Wilder is real, at least aspects of him, stressed Chris Castilian, executive director of Great Outdoors Colorado. The new mascot for the outdoors embodies the “wonder and curiosity we all experience while we're out in nature,” he explained.
GOCO has shepherded Wilder to events throughout the state for a few months as the new face the nonprofit’s Generation Wild campaign. The effort, which has been going on since 2017, is all about helping youngsters feel comfortable and confident being outside.
“Kids need that experience, that unstructured playtime to be able to grow into the, you know, the people that we want them to grow into,” said Castilian, who cited a recent University of Michigan study that found kids get fewer than 7 minutes a day of outdoor play.
“That’s less than any other generation.”
The hope is that Generation Wild breaks this cycle and GOCO has given grants to 15 community organizations across the Colorado trying to help. Their list of 100 outdoor activities kids should do before they turn 12 was an early success along with other whimsical ideas, like a touring fairytale fort and installing temporary eyes on trees.

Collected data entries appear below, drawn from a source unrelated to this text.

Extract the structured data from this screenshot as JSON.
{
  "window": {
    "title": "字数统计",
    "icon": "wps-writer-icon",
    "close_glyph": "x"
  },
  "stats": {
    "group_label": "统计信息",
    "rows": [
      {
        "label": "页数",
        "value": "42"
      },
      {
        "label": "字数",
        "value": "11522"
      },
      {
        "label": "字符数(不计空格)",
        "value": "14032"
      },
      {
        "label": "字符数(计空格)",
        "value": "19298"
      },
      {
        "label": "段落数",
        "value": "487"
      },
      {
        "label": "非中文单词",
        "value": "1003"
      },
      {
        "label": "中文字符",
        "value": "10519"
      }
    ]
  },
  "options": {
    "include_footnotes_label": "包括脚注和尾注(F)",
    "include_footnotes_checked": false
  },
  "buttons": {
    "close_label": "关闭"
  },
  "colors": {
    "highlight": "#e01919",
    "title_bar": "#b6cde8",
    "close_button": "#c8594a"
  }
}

Wilder, however, is by far the campaign’s flashiest, furriest addition. You can spot him on billboards, stickers and temporary tattoos. He even stars in his own video about a young girl who befriends him, then loses touch as she grows into adulthood.
“And I dare you not to cry at it,” Castilian said.
Don’t worry, it has a happy ending. But Castilian acknowledges that there is a bittersweet, nostalgic aspect to Wilder, a creature that harkens back to the kind of childhood he had. He and his brother would spend all day outside exploring trails and ditches and streams, only returning home for dinner.
“What we're trying to do is give parents that confidence, that the outdoors are a fun place to be, a safe place to be,” he said.
Generation Wild wants to teach, wants to charm, whatever it takes to get youngsters hooked on nature. Even if it takes a Yeti-goat chimera.